The ability to speed up the export/import supply chain and reduce the amount of paperwork needed to move products across borders would make it easier to do business and could produce substantial savings and benefits.
The ability of blockchain to provide an end‐to‐end supply‐chain solution would allow manufacturers to order or sell, trace and pay for goods once they arrive at their destination seamlessly.
The “paper trail” would become a thing of the past. As Deloitte’s use case for supply chain suggests documentation would be created, updated, viewed or verified by parties on blockchain who could confirm receipt of goods once receive, such as by port authorities.
Manufacturers could track their shipment. Payments could also be initiated seamlessly between parties throughout the process, based upon agreements, such as between seller and customs authorities, seller and shipping company and between seller and buyer.
As an extension, connected internet of things (IoT) sensors and smart devices could measure the condition of containers and other information that can be recorded on blockchain and inform final settlements, especially if goods have been damaged.
Don’t make blockchain a hammer in search of a nail
These are just a few of the potential solutions addressing critical business issues and opening up significant growth opportunities. As Rossell writes in a recent blog, “Digital disruption and changing consumer behaviour is revolutionising the retail industry. The pace of technology change and shifting consumer expectations means that in 10 years, the industry will be markedly different from what we see today.”
Baird reflects that the bottom line for retailers is that blockchain is not going anywhere and opines that “some other applications of blockchain to retail seem to feel more like a hammer in search of a nail, but in supply chain I would say that is definitely not the case.”
She adds, “The supply chain is the area of blockchain and retail that has the most promise. Out of all of the opportunities for retail and blockchain, this one will mature the fastest, just because it’s a well-defined need and blockchain isn’t just ‘a way’ of solving the problem, but actually a really good way.”
Deloitte predicts similar and writes that blockchain technology will reach a tipping point in the next five years, moving from a fringe technology associated with dubious cryptocurrency investments and get rich quick stories to a standard operational technology across the financial, manufacturing and consumer industries.”

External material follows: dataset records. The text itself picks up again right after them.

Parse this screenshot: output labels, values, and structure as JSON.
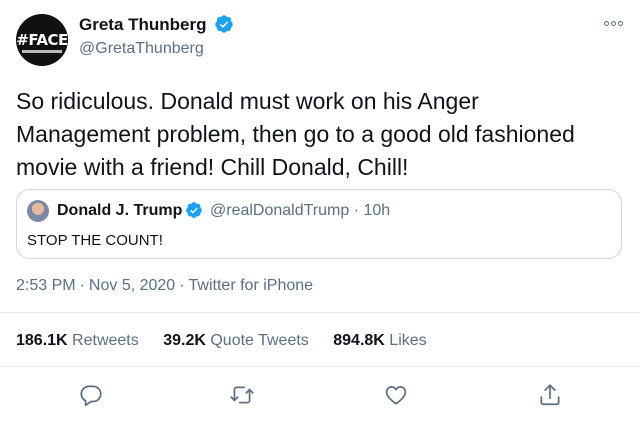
{
  "author": {
    "name": "Greta Thunberg",
    "handle": "@GretaThunberg",
    "avatar_text": "#FACE",
    "verified_icon": "verified-badge-icon"
  },
  "tweet": {
    "text": "So ridiculous. Donald must work on his Anger Management problem, then go to a good old fashioned movie with a friend! Chill Donald, Chill!"
  },
  "quoted": {
    "name": "Donald J. Trump",
    "handle": "@realDonaldTrump",
    "time": "· 10h",
    "text": "STOP THE COUNT!"
  },
  "meta": {
    "time": "2:53 PM",
    "date": "Nov 5, 2020",
    "source": "Twitter for iPhone"
  },
  "stats": {
    "retweets_count": "186.1K",
    "retweets_label": "Retweets",
    "quotes_count": "39.2K",
    "quotes_label": "Quote Tweets",
    "likes_count": "894.8K",
    "likes_label": "Likes"
  },
  "actions": [
    "reply-icon",
    "retweet-icon",
    "like-icon",
    "share-icon"
  ],
  "colors": {
    "accent": "#1da1f2",
    "muted": "#5b7083",
    "border": "#cfd9de"
  }
}
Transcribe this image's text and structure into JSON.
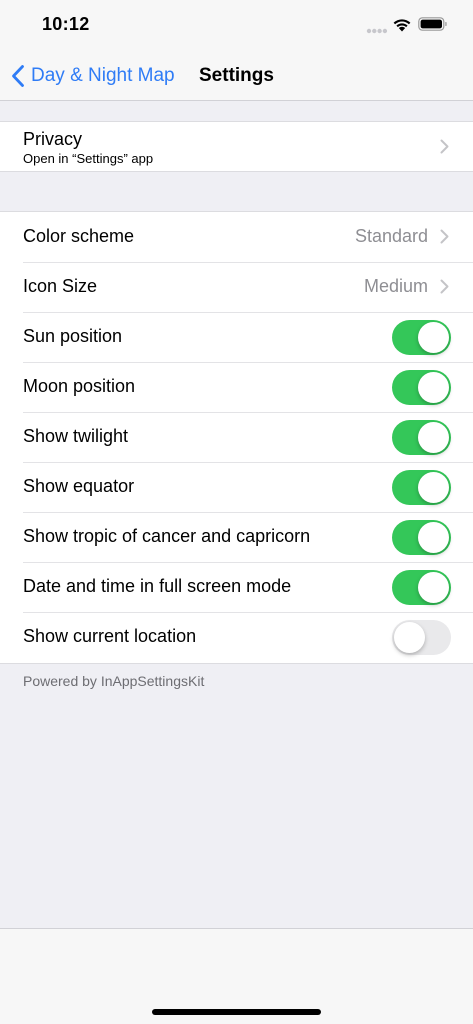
{
  "status_bar": {
    "time": "10:12"
  },
  "nav": {
    "back_label": "Day & Night Map",
    "title": "Settings"
  },
  "privacy": {
    "title": "Privacy",
    "subtitle": "Open in “Settings” app"
  },
  "settings": {
    "color_scheme": {
      "label": "Color scheme",
      "value": "Standard"
    },
    "icon_size": {
      "label": "Icon Size",
      "value": "Medium"
    },
    "toggles": [
      {
        "label": "Sun position",
        "on": true
      },
      {
        "label": "Moon position",
        "on": true
      },
      {
        "label": "Show twilight",
        "on": true
      },
      {
        "label": "Show equator",
        "on": true
      },
      {
        "label": "Show tropic of cancer and capricorn",
        "on": true
      },
      {
        "label": "Date and time in full screen mode",
        "on": true
      },
      {
        "label": "Show current location",
        "on": false
      }
    ]
  },
  "footer": {
    "text": "Powered by InAppSettingsKit"
  },
  "colors": {
    "accent": "#2f7cf6",
    "toggle_on": "#34c759",
    "toggle_off": "#e9e9eb",
    "background": "#efeff4"
  }
}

There are pioneers such as Walmart, which is doing early stage piloting and filing patents around blockchain in the supply chain, paving the way for widespread adoption of the technology.
Blockchain is certain to face significant challenges on its way to mainstream adoption but Amber Baldet, co-founder and CEO of Clovyr raised autions in her testimony before the US House of Representatives Committee on Agriculture.
“Of the myriad applications currently under development, it’s hard to tell what’s going to take off and what will be most transformative. Nonetheless, the sheer number of people globally working on these projects make it likely that it’s only a matter of time until they are no longer considered experimental,” she said.
Deloitte agrees too that investment in blockchain will be expensive and resource heavy and require a cultural change within a business but a head-in-the-sand approach means a company could be at risk at falling behind. It says, “If done correctly, the investment could be transformational.”